Esemplari plurisecolari sul Supramonte
Orgosolo sta sulle cime di alcune colline come i colori sulla tela di Basquiat: è visibile, palpabile, un’intenzione, una volontà di mettere ordine nella materia senza riuscirci. Superato il centro s’imbocca la strada provinciale n°48, ci si inoltra in una serie di tornanti che catapultano nel mezzo di una lecceta plurisecolare. Mi fermo a pochi chilometri dall’abitato e visito un tratto di lecceta, dove incontro esemplari che misuro: 400, 470, 490 cm di circonferenza. Se il Dio del Castagno s’è dato daffare nel Piemonte, dove vivo, nelle zone del Roero e del biellese, qui è il Dio del Leccio che s’è tolto ogni sfizio.

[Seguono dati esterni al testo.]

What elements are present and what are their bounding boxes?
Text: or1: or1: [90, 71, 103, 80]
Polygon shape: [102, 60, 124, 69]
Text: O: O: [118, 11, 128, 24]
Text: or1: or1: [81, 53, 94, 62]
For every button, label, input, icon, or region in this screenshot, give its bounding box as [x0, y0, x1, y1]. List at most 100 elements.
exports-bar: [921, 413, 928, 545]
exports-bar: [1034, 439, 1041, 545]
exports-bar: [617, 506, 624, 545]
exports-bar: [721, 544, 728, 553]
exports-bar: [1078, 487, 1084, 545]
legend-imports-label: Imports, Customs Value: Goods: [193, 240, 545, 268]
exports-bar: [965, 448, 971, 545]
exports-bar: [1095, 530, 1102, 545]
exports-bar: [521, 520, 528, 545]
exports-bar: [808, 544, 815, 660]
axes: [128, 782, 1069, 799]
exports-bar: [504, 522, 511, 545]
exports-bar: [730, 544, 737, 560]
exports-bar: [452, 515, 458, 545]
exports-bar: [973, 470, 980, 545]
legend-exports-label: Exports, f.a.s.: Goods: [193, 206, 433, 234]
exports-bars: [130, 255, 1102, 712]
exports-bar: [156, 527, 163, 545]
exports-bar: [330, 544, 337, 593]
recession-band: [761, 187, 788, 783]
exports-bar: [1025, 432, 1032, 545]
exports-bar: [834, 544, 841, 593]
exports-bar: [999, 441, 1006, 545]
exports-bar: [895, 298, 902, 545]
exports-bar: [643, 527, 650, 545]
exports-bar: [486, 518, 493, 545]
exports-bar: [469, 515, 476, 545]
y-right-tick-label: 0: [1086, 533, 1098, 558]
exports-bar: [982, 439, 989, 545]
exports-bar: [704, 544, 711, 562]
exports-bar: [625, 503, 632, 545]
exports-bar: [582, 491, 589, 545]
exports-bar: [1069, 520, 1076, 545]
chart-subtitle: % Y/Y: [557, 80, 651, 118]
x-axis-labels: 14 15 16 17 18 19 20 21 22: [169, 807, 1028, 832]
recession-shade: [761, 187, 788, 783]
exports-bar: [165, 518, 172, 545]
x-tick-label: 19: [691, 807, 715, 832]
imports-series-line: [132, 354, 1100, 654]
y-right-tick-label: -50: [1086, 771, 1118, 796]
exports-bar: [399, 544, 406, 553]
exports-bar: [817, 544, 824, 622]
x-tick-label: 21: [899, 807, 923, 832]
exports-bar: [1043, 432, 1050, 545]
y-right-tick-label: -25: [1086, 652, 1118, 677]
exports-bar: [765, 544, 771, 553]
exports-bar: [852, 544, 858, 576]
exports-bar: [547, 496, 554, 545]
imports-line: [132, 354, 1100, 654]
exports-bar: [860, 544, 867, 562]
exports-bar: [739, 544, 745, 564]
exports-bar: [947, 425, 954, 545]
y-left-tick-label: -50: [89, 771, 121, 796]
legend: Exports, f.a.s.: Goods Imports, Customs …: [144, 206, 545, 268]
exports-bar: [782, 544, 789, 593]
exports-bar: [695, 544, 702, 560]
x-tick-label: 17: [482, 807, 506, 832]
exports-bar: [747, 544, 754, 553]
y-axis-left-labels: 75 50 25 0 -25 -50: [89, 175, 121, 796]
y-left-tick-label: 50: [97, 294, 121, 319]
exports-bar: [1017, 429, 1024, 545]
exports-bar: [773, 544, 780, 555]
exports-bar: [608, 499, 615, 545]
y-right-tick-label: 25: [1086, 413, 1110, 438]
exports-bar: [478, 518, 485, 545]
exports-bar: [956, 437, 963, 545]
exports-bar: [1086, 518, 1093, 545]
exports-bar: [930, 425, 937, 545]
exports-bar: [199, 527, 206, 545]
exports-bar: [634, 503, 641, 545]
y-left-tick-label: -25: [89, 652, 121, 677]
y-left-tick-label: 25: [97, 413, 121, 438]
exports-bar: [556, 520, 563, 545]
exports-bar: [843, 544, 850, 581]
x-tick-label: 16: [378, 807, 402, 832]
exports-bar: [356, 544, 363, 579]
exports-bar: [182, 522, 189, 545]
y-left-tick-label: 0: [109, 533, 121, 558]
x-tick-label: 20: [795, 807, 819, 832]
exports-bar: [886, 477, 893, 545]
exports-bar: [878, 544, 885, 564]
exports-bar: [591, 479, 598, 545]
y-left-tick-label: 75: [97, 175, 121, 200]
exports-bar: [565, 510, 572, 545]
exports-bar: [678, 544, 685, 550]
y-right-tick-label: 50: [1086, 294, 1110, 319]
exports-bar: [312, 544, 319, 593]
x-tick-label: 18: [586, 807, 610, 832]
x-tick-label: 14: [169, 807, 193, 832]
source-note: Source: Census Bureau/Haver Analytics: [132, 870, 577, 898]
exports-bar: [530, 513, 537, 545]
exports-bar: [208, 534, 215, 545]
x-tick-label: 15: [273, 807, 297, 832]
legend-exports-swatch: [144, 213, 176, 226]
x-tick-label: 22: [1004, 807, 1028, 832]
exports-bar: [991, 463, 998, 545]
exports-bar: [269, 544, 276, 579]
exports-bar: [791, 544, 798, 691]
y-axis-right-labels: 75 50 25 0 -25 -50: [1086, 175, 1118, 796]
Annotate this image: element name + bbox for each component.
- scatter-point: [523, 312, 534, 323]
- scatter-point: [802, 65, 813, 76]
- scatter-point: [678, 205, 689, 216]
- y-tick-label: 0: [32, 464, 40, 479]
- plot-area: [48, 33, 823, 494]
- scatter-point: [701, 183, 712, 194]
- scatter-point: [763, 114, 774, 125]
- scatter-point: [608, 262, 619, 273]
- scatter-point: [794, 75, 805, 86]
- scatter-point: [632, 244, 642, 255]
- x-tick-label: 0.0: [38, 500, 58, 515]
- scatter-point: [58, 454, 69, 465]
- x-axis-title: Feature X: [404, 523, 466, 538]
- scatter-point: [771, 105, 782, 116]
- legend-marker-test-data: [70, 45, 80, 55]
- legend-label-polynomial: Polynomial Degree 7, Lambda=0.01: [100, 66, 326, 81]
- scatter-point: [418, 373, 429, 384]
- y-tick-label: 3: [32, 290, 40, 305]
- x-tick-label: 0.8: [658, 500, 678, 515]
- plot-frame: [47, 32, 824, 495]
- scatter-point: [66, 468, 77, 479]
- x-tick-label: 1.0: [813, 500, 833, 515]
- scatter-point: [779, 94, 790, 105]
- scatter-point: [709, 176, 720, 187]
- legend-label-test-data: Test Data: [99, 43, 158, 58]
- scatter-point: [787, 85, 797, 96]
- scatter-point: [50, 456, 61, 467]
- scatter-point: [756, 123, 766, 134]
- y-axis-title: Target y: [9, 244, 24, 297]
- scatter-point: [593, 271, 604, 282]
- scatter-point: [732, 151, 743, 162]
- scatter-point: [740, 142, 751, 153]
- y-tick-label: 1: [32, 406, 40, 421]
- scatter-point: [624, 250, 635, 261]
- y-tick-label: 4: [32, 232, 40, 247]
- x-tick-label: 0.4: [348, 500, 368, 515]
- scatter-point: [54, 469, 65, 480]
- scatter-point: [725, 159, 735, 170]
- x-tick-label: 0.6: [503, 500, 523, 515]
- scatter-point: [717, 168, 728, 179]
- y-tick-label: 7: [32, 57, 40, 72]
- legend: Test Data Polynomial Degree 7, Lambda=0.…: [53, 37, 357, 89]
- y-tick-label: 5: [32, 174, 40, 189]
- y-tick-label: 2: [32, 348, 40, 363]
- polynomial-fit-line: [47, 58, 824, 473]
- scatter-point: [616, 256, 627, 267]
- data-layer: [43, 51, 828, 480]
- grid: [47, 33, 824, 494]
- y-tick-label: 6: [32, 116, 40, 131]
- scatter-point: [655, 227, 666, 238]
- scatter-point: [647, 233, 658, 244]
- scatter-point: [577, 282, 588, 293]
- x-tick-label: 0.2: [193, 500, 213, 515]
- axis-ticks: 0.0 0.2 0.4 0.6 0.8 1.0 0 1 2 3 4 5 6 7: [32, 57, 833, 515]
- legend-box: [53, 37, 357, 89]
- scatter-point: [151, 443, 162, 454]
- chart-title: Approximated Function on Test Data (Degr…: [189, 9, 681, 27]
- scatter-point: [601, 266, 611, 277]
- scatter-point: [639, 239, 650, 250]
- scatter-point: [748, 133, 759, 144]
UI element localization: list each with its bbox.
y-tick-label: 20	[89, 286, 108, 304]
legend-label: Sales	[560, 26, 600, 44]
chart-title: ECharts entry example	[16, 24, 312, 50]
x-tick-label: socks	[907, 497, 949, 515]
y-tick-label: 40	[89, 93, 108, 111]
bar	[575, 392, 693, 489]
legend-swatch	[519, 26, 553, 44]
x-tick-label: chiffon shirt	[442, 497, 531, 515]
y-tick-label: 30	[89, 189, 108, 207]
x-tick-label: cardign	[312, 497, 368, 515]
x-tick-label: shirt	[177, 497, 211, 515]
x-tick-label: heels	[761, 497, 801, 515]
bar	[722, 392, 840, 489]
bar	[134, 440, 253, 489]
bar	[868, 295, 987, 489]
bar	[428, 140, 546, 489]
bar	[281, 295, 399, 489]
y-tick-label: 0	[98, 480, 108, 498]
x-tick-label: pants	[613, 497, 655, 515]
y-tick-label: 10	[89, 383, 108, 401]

Alberi ripiegati, alberi trionfanti, alberi goticheggianti. Le forme più ardite e complesse. Gli sbagli più vistosi. Salendo, alcuni chilometri dopo, si attraversa un’aria abitata più da bovini che da cristiani. Si arriva alla sede del parco della Foresta demaniale di Montes, sul Supramonte, dove si possono visitare alcuni lecci plurisecolari.
Due sono a pochi metri di distanza, protetti da una staccionata circolare, all’interno di due catini in pietra. Il primo a due metri si biforca e sale fino ai dieci metri. Il secondo si apre prima dei due metri di altezza in tre branche di grossa dimensione che poi ramificano, una più piccola e corta che ricurva a terra. Il primo leccio presenta alcune cavità alla base. Vado a misurarne la circonferenza dei tronchi a petto d’uomo: 630 e 544 cm. Si dice che questi giganti abbiano, circa, seicento anni. Nella stessa area è presente, ad alcune decine di metri di distanza, un terzo leccio protetto da muretto e steccato, più alto, che fra i due metri ed i due metri e mezzo emette diverse branche, mentre il tronco prosegue la corsa al cielo. Alto quindici metri. Il tronco è decisamente più contenuto rispetto ai precedenti. Con l’auto percorro la strada sterrata che si disperde nel cuore della lecceta, un bosco che canta nel silenzio, abitato da centinaia e centinaia di plurisecolari.